Adiabatic information transport in the presence of decoherence

TL;DR

This paper investigates adiabatic quantum transport's robustness against decoherence, revealing that while population transfer remains stable, spatial superpositions are highly fragile under realistic noise conditions.

Contribution

It models the effects of both Markovian and non-Markovian decoherence on adiabatic quantum transport, highlighting the differential robustness of population versus superposition transport.

Findings

Decoherence rate plateaus with increasing spatial separation.

Population transport remains robust despite noise.

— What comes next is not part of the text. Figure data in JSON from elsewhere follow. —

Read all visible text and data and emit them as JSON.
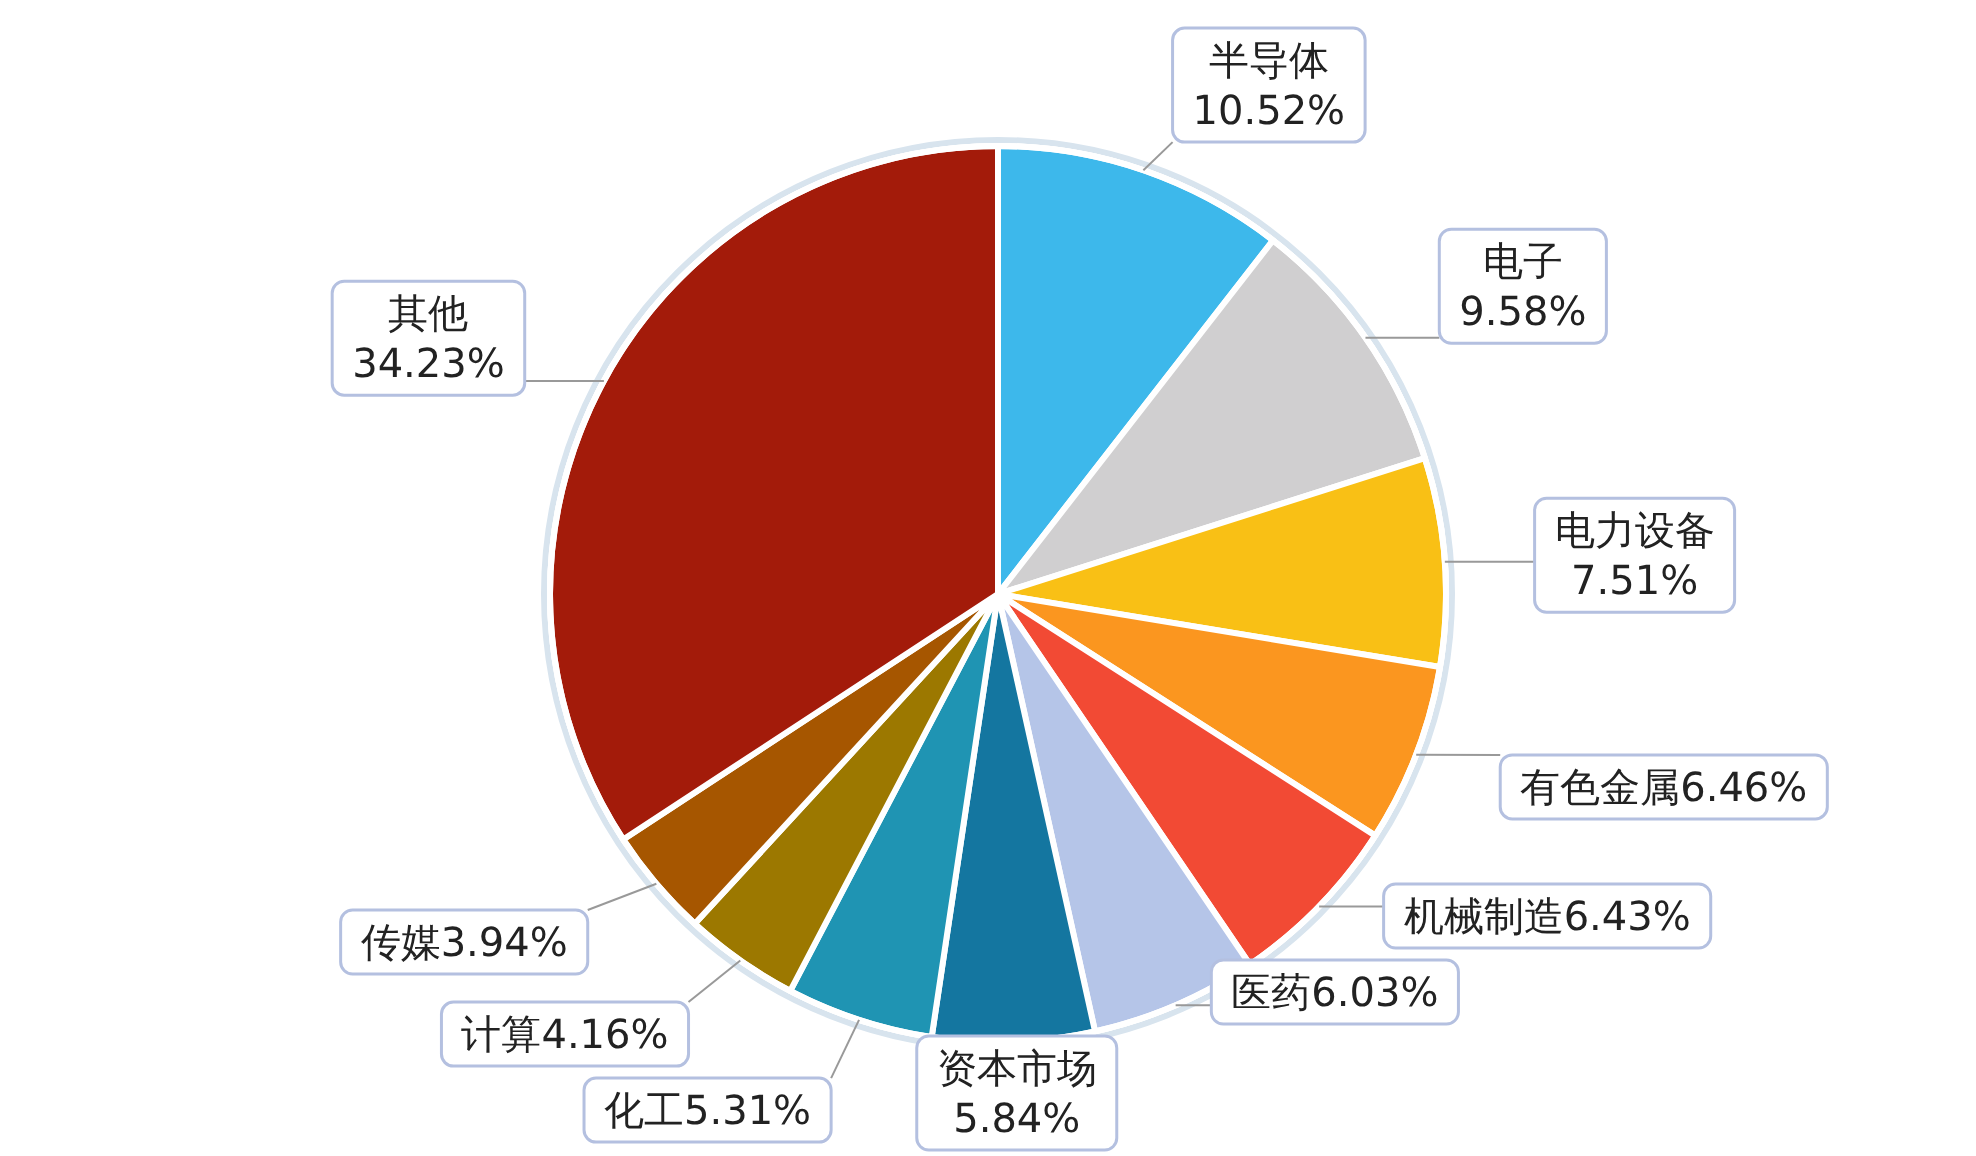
{
  "chart_data": {
    "type": "pie",
    "categories": [
      "半导体",
      "电子",
      "电力设备",
      "有色金属",
      "机械制造",
      "医药",
      "资本市场",
      "化工",
      "计算",
      "传媒",
      "其他"
    ],
    "values": [
      10.52,
      9.58,
      7.51,
      6.46,
      6.43,
      6.03,
      5.84,
      5.31,
      4.16,
      3.94,
      34.23
    ],
    "value_labels": [
      "10.52%",
      "9.58%",
      "7.51%",
      "6.46%",
      "6.43%",
      "6.03%",
      "5.84%",
      "5.31%",
      "4.16%",
      "3.94%",
      "34.23%"
    ],
    "colors": [
      "#3db8eb",
      "#d0cfd0",
      "#f9c015",
      "#fb961f",
      "#f24a34",
      "#b5c5e8",
      "#1476a0",
      "#1f94b3",
      "#9c7800",
      "#a65600",
      "#a31b0a"
    ]
  }
}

Spatial superpositions are highly fragile under decoherence.

Abstract

We study adiabatic population transfer between discrete positions. Being closely related to STIRAP in optical systems, this transport is coherent and robust against variations of experimental parameters. Thanks to these properties the scheme is a promising candidate for transport of quantum information in quantum computing. We study the effects of spatially registered noise sources on the quantum transport and in particular model Markovian decoherence via non-local coupling to nearby quantum point contacts which serve as information readouts. We find that the rate of decoherence experienced by a spatial superposition initially grows with spatial separation but surprisingly then plateaus. In addition we include non-Markovian effects due to couplings to nearby two level systems and we find that although the population transport exhibits robustness in the presence of both types of noise sources, the transport of a spatial superposition exhibits severe fragility.